In der systemtheoretischen Betrachtung privater Haushalte nach v. Schweitzer besteht das Haushaltssystem aus den drei Subsystemen Personal-, Hauswirtschafts- und Marktsystem; des Weiteren ist es in verschiedene Umweltebenen eingebettet, namentlich in Mikro- (Wohnung und Schwellenbereich), Meso- (Nahbereich der Wohnung und Infrastruktur, gleichermaßen gekennzeichnet durch private, informelle sowie kommunale, formelle Netzwerke) und Makro­ebene (Geschichte und Kultur des Staates, Steuer- und Transfersystem). Haushälterische Hand­lungen finden immer in deren Kontext statt. Sie werden von ihnen beeinflusst und können teil­weise wiederum vom Haushalt beeinflusst werden. Dies trifft auf die Mikro- und Mesoebene zu, so würde z. B. die Infrastruktur durch einen Wohnstandortwechsel beeinflusst werden (vgl. v. Schweitzer 1983: 69 ff.; Preuße/Meier/Sunnus 2003:19 f.). Die kleinste Einheit innerhalb des Haushaltssystems sind die sogenannten Systemelemente, nämlich die haushälterischen Handlungen. Kleinste Veränderungen in diesen Systemelementen können dabei das gesamte System verändern, weshalb eine Steuerung derselbigen nötig ist (vgl. v. Schweitzer 1983: 72 ff.). Alltagshandeln lässt sich mit dem so genannten haushälterischen Dreieck erklären (siehe Abbil­dung 1). Abgeleitet von den Subsystemen des Haushalts lassen sich die drei Dimensionen Le­benseinstellung, Ressourcen und Handlungsspielräume konstatieren. Alle Handlungen sind ei­nerseits von Lebenseinstellungen oder Wertorientierungen der beteiligten ausführenden Haus­haltspersonen gezeichnet, andererseits von den (nicht) zur Verfügung stehenden Ressourcen (Zeit und Geld), die natürlicherweise zur Ausführung aller Handlungen benötigt werden und diese maßgeblich bestimmen. Schließlich sind auch Handlungsspielräume von Bedeutung, das heißt eventuell vorhandene Alternativen zu bestimmten Handlungen, welche sowohl im Haus­haltssystem selbst (z. B. zwischen den Personen, Entscheidung über Tun oder Lassen einer Handlung, Wahl eines Zeit-punktes) als auch in dessen Umfeld gelegen sein können (bspw. die Wahl zwischen verschiedenen Versorgungsangeboten).

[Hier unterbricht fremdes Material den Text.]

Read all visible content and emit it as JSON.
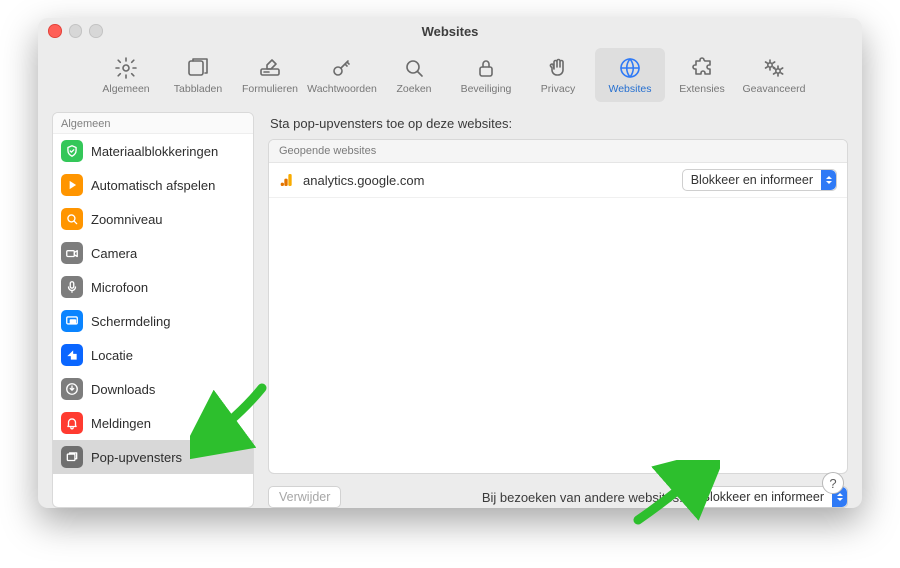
{
  "window": {
    "title": "Websites"
  },
  "tabs": [
    {
      "id": "algemeen",
      "label": "Algemeen",
      "icon": "gear"
    },
    {
      "id": "tabbladen",
      "label": "Tabbladen",
      "icon": "tabs"
    },
    {
      "id": "formulieren",
      "label": "Formulieren",
      "icon": "pen-field"
    },
    {
      "id": "wachtwoorden",
      "label": "Wachtwoorden",
      "icon": "key"
    },
    {
      "id": "zoeken",
      "label": "Zoeken",
      "icon": "magnifier"
    },
    {
      "id": "beveiliging",
      "label": "Beveiliging",
      "icon": "lock"
    },
    {
      "id": "privacy",
      "label": "Privacy",
      "icon": "hand"
    },
    {
      "id": "websites",
      "label": "Websites",
      "icon": "globe",
      "active": true
    },
    {
      "id": "extensies",
      "label": "Extensies",
      "icon": "puzzle"
    },
    {
      "id": "geavanceerd",
      "label": "Geavanceerd",
      "icon": "gears"
    }
  ],
  "sidebar": {
    "heading": "Algemeen",
    "items": [
      {
        "label": "Materiaalblokkeringen",
        "icon": "shield-check",
        "color": "#34c759"
      },
      {
        "label": "Automatisch afspelen",
        "icon": "play",
        "color": "#ff9500"
      },
      {
        "label": "Zoomniveau",
        "icon": "zoom",
        "color": "#ff9500"
      },
      {
        "label": "Camera",
        "icon": "camera",
        "color": "#7d7d7d"
      },
      {
        "label": "Microfoon",
        "icon": "mic",
        "color": "#7d7d7d"
      },
      {
        "label": "Schermdeling",
        "icon": "screen-share",
        "color": "#0a84ff"
      },
      {
        "label": "Locatie",
        "icon": "arrow-compass",
        "color": "#0a66ff"
      },
      {
        "label": "Downloads",
        "icon": "download",
        "color": "#7d7d7d"
      },
      {
        "label": "Meldingen",
        "icon": "bell",
        "color": "#ff3b30"
      },
      {
        "label": "Pop-upvensters",
        "icon": "popup-windows",
        "color": "#6f6f6f",
        "selected": true
      }
    ]
  },
  "content": {
    "heading": "Sta pop-upvensters toe op deze websites:",
    "table_heading": "Geopende websites",
    "rows": [
      {
        "site": "analytics.google.com",
        "favicon": "ga",
        "value": "Blokkeer en informeer"
      }
    ]
  },
  "footer": {
    "delete_label": "Verwijder",
    "others_label": "Bij bezoeken van andere websites:",
    "others_value": "Blokkeer en informeer"
  },
  "accent": "#2f7af6",
  "arrow_color": "#2dbf2d"
}
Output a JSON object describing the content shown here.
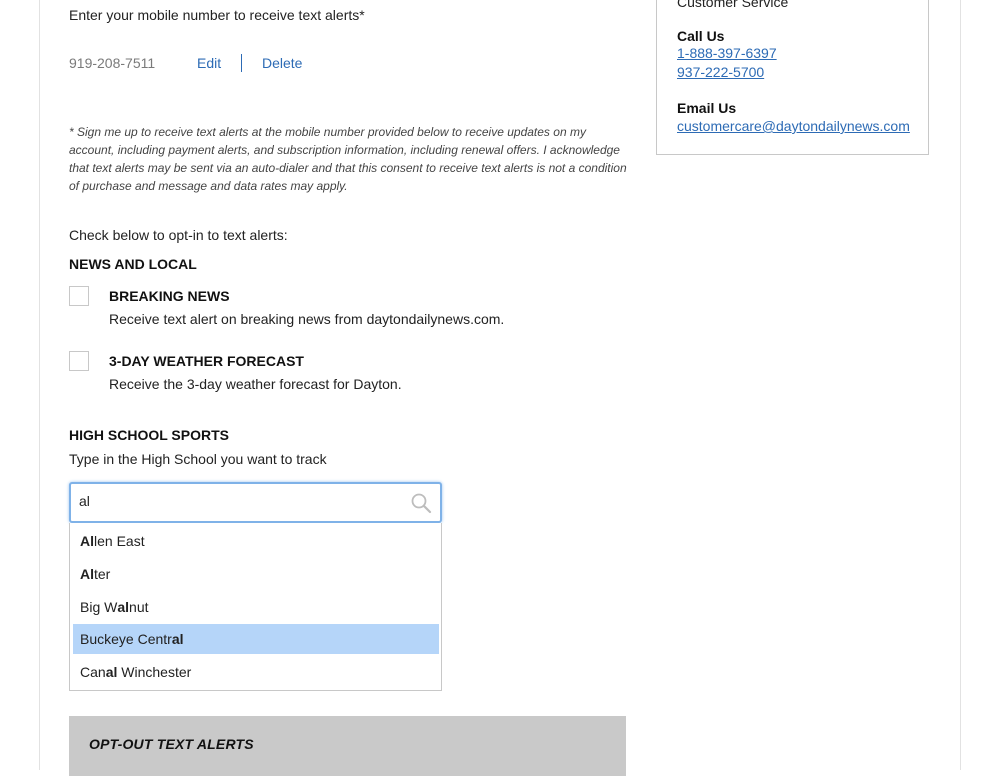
{
  "form": {
    "intro": "Enter your mobile number to receive text alerts*",
    "phone": "919-208-7511",
    "edit_label": "Edit",
    "delete_label": "Delete",
    "disclaimer": "* Sign me up to receive text alerts at the mobile number provided below to receive updates on my account, including payment alerts, and subscription information, including renewal offers. I acknowledge that text alerts may be sent via an auto-dialer and that this consent to receive text alerts is not a condition of purchase and message and data rates may apply.",
    "optin_intro": "Check below to opt-in to text alerts:"
  },
  "news": {
    "heading": "NEWS AND LOCAL",
    "options": [
      {
        "title": "BREAKING NEWS",
        "desc": "Receive text alert on breaking news from daytondailynews.com.",
        "checked": false
      },
      {
        "title": "3-DAY WEATHER FORECAST",
        "desc": "Receive the 3-day weather forecast for Dayton.",
        "checked": false
      }
    ]
  },
  "high_school": {
    "heading": "HIGH SCHOOL SPORTS",
    "desc": "Type in the High School you want to track",
    "search_value": "al",
    "search_icon": "magnifier-icon",
    "results": [
      {
        "before": "",
        "match": "Al",
        "after": "len East",
        "selected": false
      },
      {
        "before": "",
        "match": "Al",
        "after": "ter",
        "selected": false
      },
      {
        "before": "Big W",
        "match": "al",
        "after": "nut",
        "selected": false
      },
      {
        "before": "Buckeye Centr",
        "match": "al",
        "after": "",
        "selected": true
      },
      {
        "before": "Can",
        "match": "al",
        "after": " Winchester",
        "selected": false
      }
    ]
  },
  "optout": {
    "label": "OPT-OUT TEXT ALERTS"
  },
  "customer_service": {
    "title": "Customer Service",
    "call_label": "Call Us",
    "phones": [
      "1-888-397-6397",
      "937-222-5700"
    ],
    "email_label": "Email Us",
    "email": "customercare@daytondailynews.com"
  },
  "colors": {
    "link": "#2d6bb5",
    "highlight": "#b5d5f9",
    "focus_border": "#7fb2e8",
    "optout_bg": "#c9c9c9"
  }
}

Abbildung in dieser Leseprobe nicht enthalten

Abbildung 1: Haushälterisches Dreieck

Quelle: Eigene Darstellung nach v. Schweitzer 1990: 170

Alltagsmanagement spiegelt sich damit im Ausbalancieren zwischen diesen Dimensionen wider. Deren Beziehungen untereinander können mit den Einstellungen zum Umgang mit vorhande­nen internen Ressourcen einerseits und politischen und strukturellen Rahmenbedingungen an­dererseits sowie mit der Nutzung und Verfügbarkeit verschiedener Umfeldelemente (Infra­struktur, Technologie, Dienstleistungen) beschrieben werden. Die Gesamtheit dieser Beziehun­gen kennzeichnet folglich das Alltagsmanagement eines privaten Haushaltes, was im Einzelfall auch als Haushaltsstil, einem typischen Muster der Alltagsorganisation, bezeichnet wird (vgl. v. Schweitzer 1991:135 ff.; Preuße/Meier/Sunnus 2003: 18 ff.).

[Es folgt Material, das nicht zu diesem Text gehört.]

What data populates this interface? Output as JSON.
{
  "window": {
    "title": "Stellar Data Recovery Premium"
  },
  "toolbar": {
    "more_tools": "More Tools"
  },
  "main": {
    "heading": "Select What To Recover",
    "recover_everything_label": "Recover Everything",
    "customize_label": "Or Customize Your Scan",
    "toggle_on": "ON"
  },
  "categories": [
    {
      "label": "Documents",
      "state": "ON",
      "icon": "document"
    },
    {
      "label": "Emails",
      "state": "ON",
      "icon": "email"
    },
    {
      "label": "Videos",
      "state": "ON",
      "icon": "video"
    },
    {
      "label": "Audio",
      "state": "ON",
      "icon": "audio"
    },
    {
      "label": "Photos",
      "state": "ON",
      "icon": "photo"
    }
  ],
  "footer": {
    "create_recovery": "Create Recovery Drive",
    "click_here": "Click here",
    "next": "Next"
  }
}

Die Einbettung von Haushalten in ihre Umfeldebenen wurde dargelegt, allerdings ist ferner die Verflechtung mit den beiden äußeren Umfeldebenen hervorzuheben. Während insbesondere in vorindustriellen Gesellschaften Selbstversorgerhaushalte vor-herrschten, die in großem Maße Güter und Dienstleistungen in ihrer Hauswirtschaft eigens produzierten und weniger markt­wirtschaftliche Dispositionsbereiche aufwiesen. Die Mehrzahl heutiger Haushalte weist jedoch in erhöhtem Umfang Verflechtungen mit dem Marktsystem auf und wird, je nach verbleiben­dem Umfang der Eigenproduktion, als Dienstleistungs- oder Vergabehaushalt bezeichnet (vgl. v. Schweitzer 1983: 64 ff.). Aufgrund der vielfältigen Verflechtungen befinden sich Haushalte heute in einem „Verbundsystem der Daseinsvorsorge" und stehen nahezu täglich in Verbindung mit, je nach Bedarf des jeweiligen Haushalts und seiner Mitglieder, unterschiedlich vielen ver­schiedenen Institutionen und gesellschaftlich öffentlichen Einrichtungen, bspw. in Bereichen des Verkehrs-, Bildungs-, Gesundheits- oder Finanzsystems (vgl. v. Schweitzer 1991: 222; Preu­ße/Meier/Sunnus 2003: 21 f.).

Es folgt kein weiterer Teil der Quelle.